Quatre ans après ce drame, le tribunal administratif de Lyon a condamné l’administration pénitentiaire pour faute, soulignant des manquements graves dans la gestion de sa détention.
Les faits : une mort dans un contexte de protestation
Le 22 juillet 2020, Alexis Di Grazia, un détenu originaire de Clermont-Ferrand et souffrant de schizophrénie, s’est intoxiqué au monoxyde de carbone après avoir mis le feu à son matelas. Ce geste, présenté comme une protestation contre ses conditions de détention, est survenu alors qu’il se trouvait au quartier disciplinaire du centre de détention.
Le jeune homme avait été condamné à une peine de 74 jours d’isolement disciplinaire, une sanction excédant largement la limite légale de 30 jours prévue par le Code de procédure pénale. Malgré son état de santé mentale jugé incompatible avec un tel isolement, aucune mesure adaptée n’a été mise en œuvre. Quelques jours avant le drame, son psychiatre avait pourtant préconisé son transfert vers le service médico-psychologique régional (SMPR), mais cette demande n’a pas été suivie d’effet.
Le jugement : une faute de l’administration pénitentiaire
Le mardi 7 janvier 2025, le tribunal administratif de Lyon a rendu son verdict, estimant que l’administration pénitentiaire avait commis une faute grave. Selon le tribunal, le placement prolongé d’Alexis Di Grazia en isolement, combiné à l’absence de surveillance renforcée malgré son état de santé mental, constituait une négligence incompatible avec ses besoins médicaux et psychologiques.
En conséquence, l’État a été condamné à verser 49 812,57 euros à la famille du défunt, en réparation des préjudices subis.
Des responsabilités partagées : des zones d’ombre demeurent
Cette décision représente une première victoire pour la famille Di Grazia, qui milite depuis plusieurs années pour obtenir des réponses. En août 2022, elle avait dénoncé dans la presse un délai d’intervention excessif des agents pénitentiaires, affirmant que ces derniers avaient mis une heure et demie pour intervenir après le déclenchement de l’incendie.

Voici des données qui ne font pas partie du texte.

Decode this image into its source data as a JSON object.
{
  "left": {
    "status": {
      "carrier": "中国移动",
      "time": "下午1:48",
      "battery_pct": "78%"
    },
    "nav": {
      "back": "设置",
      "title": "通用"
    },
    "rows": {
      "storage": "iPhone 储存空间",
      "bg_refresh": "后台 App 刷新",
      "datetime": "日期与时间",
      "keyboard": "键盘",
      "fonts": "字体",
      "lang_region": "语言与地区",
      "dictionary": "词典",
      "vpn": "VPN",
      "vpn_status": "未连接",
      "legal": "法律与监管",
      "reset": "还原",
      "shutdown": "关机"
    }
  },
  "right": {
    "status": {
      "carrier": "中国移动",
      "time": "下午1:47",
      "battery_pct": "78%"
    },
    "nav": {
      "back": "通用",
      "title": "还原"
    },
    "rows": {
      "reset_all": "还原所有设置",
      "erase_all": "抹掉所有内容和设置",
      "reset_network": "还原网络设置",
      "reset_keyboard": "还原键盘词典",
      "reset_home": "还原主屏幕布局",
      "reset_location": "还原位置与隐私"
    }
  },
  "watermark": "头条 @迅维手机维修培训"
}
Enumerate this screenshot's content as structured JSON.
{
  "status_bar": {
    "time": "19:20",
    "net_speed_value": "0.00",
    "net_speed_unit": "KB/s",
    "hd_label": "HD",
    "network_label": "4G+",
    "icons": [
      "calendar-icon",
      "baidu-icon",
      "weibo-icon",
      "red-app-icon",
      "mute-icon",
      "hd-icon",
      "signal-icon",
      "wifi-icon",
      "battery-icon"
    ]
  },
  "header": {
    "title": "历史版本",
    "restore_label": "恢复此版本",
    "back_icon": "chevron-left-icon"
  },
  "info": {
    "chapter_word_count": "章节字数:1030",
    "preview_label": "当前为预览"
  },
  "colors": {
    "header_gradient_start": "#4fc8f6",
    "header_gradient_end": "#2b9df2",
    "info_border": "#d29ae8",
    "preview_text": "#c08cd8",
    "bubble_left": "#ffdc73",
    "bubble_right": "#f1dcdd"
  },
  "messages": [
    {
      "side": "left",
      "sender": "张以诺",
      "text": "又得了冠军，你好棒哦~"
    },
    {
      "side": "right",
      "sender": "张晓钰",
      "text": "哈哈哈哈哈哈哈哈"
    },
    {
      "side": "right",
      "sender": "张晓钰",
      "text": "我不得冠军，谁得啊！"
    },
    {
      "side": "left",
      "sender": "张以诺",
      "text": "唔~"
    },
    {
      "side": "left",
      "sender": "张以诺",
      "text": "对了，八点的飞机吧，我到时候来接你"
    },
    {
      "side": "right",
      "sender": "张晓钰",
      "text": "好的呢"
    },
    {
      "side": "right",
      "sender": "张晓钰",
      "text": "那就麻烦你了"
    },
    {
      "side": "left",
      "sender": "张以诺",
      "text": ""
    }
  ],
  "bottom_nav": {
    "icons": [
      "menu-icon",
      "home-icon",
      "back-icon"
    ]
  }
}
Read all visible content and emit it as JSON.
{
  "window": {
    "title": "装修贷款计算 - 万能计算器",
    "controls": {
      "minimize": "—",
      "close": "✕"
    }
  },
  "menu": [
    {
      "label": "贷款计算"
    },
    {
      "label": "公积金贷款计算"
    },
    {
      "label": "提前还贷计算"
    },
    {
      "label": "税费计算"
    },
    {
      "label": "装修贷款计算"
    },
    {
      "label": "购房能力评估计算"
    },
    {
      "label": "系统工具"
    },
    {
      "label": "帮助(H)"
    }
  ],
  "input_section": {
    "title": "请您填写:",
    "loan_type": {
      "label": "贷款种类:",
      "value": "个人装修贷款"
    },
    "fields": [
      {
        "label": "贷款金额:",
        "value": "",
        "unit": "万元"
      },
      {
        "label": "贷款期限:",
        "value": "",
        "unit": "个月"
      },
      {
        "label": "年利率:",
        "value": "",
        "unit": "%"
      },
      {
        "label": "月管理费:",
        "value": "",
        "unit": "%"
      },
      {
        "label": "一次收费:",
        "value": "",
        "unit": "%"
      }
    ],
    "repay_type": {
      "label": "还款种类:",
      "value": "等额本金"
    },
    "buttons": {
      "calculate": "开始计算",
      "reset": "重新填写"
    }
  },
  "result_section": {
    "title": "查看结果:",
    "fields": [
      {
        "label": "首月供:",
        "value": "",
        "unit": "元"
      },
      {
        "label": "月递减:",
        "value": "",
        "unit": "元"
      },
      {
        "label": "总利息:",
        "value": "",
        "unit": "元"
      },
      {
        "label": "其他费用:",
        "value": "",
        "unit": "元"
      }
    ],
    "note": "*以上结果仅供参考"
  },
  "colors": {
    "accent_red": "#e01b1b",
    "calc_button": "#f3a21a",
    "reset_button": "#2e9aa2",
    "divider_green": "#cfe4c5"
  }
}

Toutefois, cette mise en cause est fermement contestée par les syndicats du personnel pénitentiaire. Selon Jean-Louis Picornell, représentant de l’Ufap Unsa au centre de détention de Roanne, les agents sont intervenus rapidement et ont risqué leur vie pour tenter de sauver le détenu. Il déplore que des poursuites puissent viser des agents ayant agi dans des conditions difficiles.
Un cas révélateur des lacunes dans la gestion des détenus souffrant de troubles psychiatriques
L’affaire met en lumière les défis récurrents auxquels sont confrontées les prisons françaises dans la gestion des détenus atteints de troubles mentaux. Les critiques se multiplient sur l’insuffisance des structures adaptées, comme les SMPR, et sur l’usage prolongé de l’isolement disciplinaire pour des détenus présentant des vulnérabilités psychiatriques.
Le décès d’Alexis Di Grazia illustre ces dysfonctionnements et relance le débat sur les conditions de détention en France. Si le volet administratif du dossier est désormais clos, une procédure pénale est toujours en cours pour déterminer d’éventuelles responsabilités individuelles dans ce drame.
En attendant, la famille Di Grazia espère que cette décision judiciaire permettra d’éviter que d’autres détenus ne subissent le même sort tragique.